Lawn Patrol: Renovate or Redo Your Lawn Landscaping?
2011, Dorling Kindersley Limited
I’d been battling weeds in my lawn for years. I’d had some success digging up weeds, overseeding and patching bare spots, but the daily car drive past my neighbor’s yard with nary a blade of grass out of place reminded me I had a long way to go before reality matched my vision of a lush lawn. This was my first home, and the battlefield was a hodgepodge of various grasses and weeds that had several years’ head start by the time I moved in. Progress was slow — too slow for me.
I’d come to a point where I had a decision to make: continue to renovate my lawn or rip it out and start from bare dirt.
How to make that choice is a topic that Wendy Wilber, an environmental horticulture agent, says comes up a lot during her “turf boot camp” class. In that class she teaches Alachua County, Florida, residents how to win the battle with weeds. “Lawns are a big investment,” says Wilber. “They’re really a point of pride for a lot of people, even if it’s a small lawn.”

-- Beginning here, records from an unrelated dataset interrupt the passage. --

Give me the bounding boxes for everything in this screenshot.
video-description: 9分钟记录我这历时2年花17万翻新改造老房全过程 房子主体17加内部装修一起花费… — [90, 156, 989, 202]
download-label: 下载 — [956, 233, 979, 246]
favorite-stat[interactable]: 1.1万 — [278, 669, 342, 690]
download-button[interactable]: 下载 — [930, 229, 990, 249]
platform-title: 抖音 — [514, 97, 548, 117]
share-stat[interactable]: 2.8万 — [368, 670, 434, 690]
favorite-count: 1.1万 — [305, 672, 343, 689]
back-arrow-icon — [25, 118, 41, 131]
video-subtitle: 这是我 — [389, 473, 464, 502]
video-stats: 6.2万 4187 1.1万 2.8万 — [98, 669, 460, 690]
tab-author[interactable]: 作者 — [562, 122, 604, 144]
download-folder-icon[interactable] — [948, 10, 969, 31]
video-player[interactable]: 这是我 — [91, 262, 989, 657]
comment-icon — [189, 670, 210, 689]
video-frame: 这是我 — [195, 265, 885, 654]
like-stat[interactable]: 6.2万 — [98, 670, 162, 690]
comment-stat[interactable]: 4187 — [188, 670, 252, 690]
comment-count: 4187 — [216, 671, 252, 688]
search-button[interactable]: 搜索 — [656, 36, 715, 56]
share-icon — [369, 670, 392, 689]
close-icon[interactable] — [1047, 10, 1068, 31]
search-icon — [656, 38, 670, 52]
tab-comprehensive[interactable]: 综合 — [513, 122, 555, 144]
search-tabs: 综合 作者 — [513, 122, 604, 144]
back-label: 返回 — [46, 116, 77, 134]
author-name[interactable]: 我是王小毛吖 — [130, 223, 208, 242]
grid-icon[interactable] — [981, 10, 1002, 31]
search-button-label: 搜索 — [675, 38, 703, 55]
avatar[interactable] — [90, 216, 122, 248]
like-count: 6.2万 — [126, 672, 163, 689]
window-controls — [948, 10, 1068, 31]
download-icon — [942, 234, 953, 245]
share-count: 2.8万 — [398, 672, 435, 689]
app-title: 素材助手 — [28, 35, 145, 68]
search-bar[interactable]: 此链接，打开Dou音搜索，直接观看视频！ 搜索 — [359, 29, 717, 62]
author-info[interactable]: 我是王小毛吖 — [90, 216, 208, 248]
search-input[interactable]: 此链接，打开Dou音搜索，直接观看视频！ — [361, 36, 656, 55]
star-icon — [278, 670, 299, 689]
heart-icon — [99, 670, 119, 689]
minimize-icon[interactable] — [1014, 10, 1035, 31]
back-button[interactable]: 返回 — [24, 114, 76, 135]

So, which approach should you take? The first step toward deciding whether to slowly rehab your lawn or start over, says Wilber, is figuring out why your lawn is failing. Could there be a problem with soil pH? Is there a drainage issue that might make growing grass difficult or impossible without re-routing the water? Does your lawn get enough sunlight? Contact your local extension agent for help answering these questions. You might learn you need to grow a different type of grass entirely. Consult with your extension agent on what type of grass will work best in your situation. Or you might want to put in a flower bed instead. Or maybe your lawn just needs a little TLC.
“If yours is just a lawn gone bad due to neglect, then maybe lawn renovation is the way to go,” says Wilber.
Something else to consider: What percentage of your lawn is struggling? Renovating a lawn clearly takes some work. But completely replacing a lawn can cost big bucks. Of course you’ll want to factor in the size of your lawn, but Wilber suggests you might want to go with a complete redo if more than half of your grass has weeds or bare spots.
If you decide on a redo, give your lawn the best chance for success by removing the existing grass and weeds completely, either with a quality herbicide or an alternative such as using plastic to smother what’s below.
Think about how much time you realistically will be able to devote to caring for your lawn, both while it’s establishing itself and afterward. If you have limited time or travel frequently, you may want to consider hiring a pro to help you keep a lawn care schedule.
Consider laying your new sod during the cooler months when it won’t dry out as quickly. And buy a quality sod even if it costs a little more, says Wilber.
In my case, I decided to dig up my entire lawn and start from scratch. A few weeks later, I had a brand new, green carpet of lush fescue. It was beautiful…
Then we moved into a house down the street.